Karp went up to the clerk’s desk. “Jim, I’m about set. One thing, this case eighty-nine, could you call it first? The defendant is hassling my witness and I want to move her out of here as soon as possible.”
“I already promised first to one of the private attorneys, but I’ll slide her in sometime after that.”
“Great. Thanks, Jim.”
“It’s OK. Hey, Yergin’s in his chambers. Why don’t you see him now. I want to get the show on the road.”
“Whenever.”
McFarley picked up the receiver on his ancient black phone and dialed one number. “Judge, Karp is here…. Fine, will do.” He hung up and pointed his thumb over his shoulder. Karp walked behind the clerk’s desk, went through a door, and entered Judge Yergin’s chambers.

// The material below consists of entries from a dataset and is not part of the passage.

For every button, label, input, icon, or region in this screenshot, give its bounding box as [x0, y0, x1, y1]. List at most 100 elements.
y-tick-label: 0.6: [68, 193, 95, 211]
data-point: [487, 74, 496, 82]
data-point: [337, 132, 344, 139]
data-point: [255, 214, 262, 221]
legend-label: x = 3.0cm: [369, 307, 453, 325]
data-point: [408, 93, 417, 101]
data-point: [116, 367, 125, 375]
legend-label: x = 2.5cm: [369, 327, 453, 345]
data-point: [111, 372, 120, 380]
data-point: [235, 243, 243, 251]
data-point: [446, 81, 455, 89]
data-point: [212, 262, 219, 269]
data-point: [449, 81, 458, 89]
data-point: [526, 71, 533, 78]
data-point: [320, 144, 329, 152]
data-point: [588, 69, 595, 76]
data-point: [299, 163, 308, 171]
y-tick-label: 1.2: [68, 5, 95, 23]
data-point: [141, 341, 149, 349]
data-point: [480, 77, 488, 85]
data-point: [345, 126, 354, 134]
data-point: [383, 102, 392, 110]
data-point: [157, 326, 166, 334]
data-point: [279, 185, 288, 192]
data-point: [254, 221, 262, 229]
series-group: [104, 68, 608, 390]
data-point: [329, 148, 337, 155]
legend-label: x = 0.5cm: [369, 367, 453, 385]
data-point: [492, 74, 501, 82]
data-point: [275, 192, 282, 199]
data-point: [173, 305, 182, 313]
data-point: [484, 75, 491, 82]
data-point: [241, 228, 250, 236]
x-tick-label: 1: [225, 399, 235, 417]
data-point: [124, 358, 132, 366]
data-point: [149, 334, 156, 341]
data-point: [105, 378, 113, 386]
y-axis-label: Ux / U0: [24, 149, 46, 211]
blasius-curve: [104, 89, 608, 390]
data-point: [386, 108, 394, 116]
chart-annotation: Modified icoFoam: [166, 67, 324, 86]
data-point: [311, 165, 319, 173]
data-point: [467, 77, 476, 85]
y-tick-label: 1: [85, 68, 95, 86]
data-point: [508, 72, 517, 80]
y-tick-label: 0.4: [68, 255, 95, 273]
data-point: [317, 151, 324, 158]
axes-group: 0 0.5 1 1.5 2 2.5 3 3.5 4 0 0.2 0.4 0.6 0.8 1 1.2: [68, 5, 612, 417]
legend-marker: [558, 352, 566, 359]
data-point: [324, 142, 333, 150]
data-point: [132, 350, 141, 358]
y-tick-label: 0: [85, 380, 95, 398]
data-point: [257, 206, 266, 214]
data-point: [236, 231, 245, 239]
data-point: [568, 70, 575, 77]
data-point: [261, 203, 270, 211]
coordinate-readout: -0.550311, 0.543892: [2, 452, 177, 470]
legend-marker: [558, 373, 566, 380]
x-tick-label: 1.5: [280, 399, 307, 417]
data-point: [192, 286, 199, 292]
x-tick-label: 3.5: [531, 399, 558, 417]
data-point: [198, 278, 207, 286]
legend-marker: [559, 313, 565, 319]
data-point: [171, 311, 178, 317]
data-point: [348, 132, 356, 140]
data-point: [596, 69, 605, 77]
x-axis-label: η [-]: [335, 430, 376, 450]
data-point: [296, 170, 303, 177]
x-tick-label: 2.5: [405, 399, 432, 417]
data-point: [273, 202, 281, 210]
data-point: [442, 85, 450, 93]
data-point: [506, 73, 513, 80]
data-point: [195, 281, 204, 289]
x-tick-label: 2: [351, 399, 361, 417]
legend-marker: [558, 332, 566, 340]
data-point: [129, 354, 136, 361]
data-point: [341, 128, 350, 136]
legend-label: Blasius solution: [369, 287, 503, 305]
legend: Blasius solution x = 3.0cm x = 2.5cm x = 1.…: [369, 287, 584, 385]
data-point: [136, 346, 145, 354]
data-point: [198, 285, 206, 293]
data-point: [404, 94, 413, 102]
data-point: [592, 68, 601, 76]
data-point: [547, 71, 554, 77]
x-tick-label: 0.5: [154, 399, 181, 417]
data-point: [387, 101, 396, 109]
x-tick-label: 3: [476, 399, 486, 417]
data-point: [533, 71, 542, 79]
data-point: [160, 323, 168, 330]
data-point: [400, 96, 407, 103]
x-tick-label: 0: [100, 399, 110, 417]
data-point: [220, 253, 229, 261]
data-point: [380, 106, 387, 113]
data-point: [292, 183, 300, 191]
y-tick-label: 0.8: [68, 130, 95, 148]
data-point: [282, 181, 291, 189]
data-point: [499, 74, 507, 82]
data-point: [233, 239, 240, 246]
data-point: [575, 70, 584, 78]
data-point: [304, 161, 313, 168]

It was a room just a little bigger than a walk-in closet, with a government green two-seat leather couch on one wall facing a small desk, behind which sat the judge.
Edward Yergin was black, one of New York’s first black Criminal Court judges and before that one of the first black assistant DAs. He had spent seventeen years prosecuting murder cases in the Homicide Bureau. He had convicted a hundred murderers and sent thirty of them to the death house. It showed on his face. He was a good judge and he liked Karp. The younger man had worked his courtroom for nearly a year and the two men had become sociable. They often had lunch together, sometimes with other ADAs or Legal Aid lawyers, sometimes alone. Away from the bench, Yergin never talked about court cases or the law, only about the old days in Homicide, city politics, or sports.